Keywords

1 Introduction

Although development of the first speech recognition systems began half a century ago, there has been a significant increase of the accuracy of ASR systems and number of their applications for the recent ten years, even for low-resource languages [17, 20].

This is mainly due to widespread applying of deep learning and very effective performance of neural networks in hybrid recognition systems (DNN-HMM). However, for last few years there has been a trend to change traditional ASR training paradigm. End-to-end training systems gradually displace complex multistage learning process (including training of GMMs [9], clustering of allophones states, aligning of speech to clustered senones, training neural networks with cross-entropy loss, followed by retraining with sequence-discriminative criterion). The new approach implies training the system in one global step, working only with acoustic data and reference texts, and significantly simplifies or even completely excludes in some cases the decoding process. It also avoids the problem of out-of-vocabulary words (OOV), because end-to-end system, trained with parts of the words as targets, can construct new words itself using graphemes or subword units, while traditional DNN-HMM systems are limited with language model vocabulary.

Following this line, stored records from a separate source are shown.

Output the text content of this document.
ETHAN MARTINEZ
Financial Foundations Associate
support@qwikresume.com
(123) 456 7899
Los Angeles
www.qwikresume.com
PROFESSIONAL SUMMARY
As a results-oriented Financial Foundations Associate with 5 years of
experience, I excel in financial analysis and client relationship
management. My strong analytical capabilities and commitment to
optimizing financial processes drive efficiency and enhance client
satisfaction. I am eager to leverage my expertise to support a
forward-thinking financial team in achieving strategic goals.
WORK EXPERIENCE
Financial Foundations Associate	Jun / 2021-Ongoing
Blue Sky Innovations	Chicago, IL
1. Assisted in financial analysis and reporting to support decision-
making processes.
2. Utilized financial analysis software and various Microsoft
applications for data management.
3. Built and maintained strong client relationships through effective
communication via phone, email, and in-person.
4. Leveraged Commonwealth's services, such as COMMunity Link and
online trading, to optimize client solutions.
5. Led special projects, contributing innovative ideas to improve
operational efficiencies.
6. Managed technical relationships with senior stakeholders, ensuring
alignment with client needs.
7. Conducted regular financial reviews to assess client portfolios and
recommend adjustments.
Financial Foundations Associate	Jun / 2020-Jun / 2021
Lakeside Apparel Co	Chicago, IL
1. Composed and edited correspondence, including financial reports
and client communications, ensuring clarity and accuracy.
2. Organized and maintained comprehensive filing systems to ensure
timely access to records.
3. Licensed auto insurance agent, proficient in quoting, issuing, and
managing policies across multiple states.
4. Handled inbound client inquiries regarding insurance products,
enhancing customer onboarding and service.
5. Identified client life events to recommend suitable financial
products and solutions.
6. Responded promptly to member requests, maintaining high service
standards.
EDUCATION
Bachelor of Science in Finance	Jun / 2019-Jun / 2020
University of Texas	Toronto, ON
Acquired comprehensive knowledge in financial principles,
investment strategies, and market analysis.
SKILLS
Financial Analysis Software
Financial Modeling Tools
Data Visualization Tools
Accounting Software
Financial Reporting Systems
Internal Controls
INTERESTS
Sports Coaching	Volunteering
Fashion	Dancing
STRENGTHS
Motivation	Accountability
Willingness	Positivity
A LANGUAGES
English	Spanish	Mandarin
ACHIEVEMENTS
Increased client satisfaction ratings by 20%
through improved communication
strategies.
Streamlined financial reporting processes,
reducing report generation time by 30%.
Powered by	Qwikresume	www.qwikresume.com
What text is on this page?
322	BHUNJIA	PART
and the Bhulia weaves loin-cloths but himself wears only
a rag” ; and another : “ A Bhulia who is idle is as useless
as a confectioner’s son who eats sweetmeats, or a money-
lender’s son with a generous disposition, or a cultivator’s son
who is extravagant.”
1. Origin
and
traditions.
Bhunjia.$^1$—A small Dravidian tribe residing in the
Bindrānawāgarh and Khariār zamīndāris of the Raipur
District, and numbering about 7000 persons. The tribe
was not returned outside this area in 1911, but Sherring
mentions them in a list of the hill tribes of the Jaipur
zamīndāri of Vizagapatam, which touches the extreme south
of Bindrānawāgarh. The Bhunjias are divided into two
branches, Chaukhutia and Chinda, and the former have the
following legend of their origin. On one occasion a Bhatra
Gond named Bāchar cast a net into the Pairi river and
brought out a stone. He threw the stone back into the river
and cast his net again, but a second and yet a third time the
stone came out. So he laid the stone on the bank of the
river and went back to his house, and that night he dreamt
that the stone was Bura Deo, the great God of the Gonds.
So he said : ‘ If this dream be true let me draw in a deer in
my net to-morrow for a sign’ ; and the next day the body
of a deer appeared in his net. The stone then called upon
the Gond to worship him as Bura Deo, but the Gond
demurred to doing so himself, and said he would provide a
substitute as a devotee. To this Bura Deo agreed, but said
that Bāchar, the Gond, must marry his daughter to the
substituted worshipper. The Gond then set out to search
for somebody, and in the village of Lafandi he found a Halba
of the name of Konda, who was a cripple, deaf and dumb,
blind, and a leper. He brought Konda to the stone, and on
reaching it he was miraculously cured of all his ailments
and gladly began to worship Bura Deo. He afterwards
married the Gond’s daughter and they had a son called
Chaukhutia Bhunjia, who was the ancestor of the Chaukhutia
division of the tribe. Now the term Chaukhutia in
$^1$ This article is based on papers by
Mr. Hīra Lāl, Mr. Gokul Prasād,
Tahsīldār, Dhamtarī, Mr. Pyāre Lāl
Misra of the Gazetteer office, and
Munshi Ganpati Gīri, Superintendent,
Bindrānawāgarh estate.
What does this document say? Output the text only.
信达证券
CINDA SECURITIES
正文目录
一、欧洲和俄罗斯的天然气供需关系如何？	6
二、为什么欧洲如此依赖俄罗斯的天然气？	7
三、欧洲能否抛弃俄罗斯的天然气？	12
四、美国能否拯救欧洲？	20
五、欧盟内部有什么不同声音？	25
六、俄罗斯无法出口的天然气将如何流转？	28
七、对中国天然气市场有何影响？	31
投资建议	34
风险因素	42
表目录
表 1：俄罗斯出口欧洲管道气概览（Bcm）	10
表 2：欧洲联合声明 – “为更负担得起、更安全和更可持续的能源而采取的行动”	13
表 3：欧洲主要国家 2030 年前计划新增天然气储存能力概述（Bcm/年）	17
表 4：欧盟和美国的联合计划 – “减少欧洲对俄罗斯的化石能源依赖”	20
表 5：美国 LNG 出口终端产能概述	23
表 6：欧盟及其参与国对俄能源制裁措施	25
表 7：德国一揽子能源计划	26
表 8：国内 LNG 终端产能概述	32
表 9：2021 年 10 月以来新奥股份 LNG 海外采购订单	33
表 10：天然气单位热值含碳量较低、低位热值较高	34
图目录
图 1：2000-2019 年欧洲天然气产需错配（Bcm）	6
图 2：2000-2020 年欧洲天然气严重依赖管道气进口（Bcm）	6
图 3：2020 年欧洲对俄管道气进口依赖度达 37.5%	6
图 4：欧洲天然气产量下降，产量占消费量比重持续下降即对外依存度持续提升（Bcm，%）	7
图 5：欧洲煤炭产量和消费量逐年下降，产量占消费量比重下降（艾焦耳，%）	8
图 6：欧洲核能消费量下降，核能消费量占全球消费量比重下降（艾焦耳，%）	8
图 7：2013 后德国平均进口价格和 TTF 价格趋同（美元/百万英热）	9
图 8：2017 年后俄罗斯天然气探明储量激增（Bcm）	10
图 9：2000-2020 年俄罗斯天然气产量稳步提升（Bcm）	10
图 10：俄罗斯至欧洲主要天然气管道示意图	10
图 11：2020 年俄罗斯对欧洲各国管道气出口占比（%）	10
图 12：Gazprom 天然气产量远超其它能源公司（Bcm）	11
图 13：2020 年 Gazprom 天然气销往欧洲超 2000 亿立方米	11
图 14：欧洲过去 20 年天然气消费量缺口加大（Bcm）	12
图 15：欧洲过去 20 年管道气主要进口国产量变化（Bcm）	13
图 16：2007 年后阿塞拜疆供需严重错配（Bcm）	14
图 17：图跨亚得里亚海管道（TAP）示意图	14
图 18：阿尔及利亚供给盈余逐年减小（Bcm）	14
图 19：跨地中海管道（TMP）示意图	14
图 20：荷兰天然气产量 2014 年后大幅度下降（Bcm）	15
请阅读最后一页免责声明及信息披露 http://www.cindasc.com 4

The whole variety of end-to-end systems can be divided into 3 main categories: Connectionist Temporal Classification (CTC) [14]; Sequence-to-sequence models with attention mechanism [8]; RNN-Transducers [13].

Connectionist Temporal Classification (CTC) approach uses loss functions that utilize all possible alignments between reference text and audio data. Targets for CTC-based system can be phonemes, graphemes, syllables and other subword units and even whole words. However, a lot more data is usually required to train such systems well, compared to traditional hybrid systems.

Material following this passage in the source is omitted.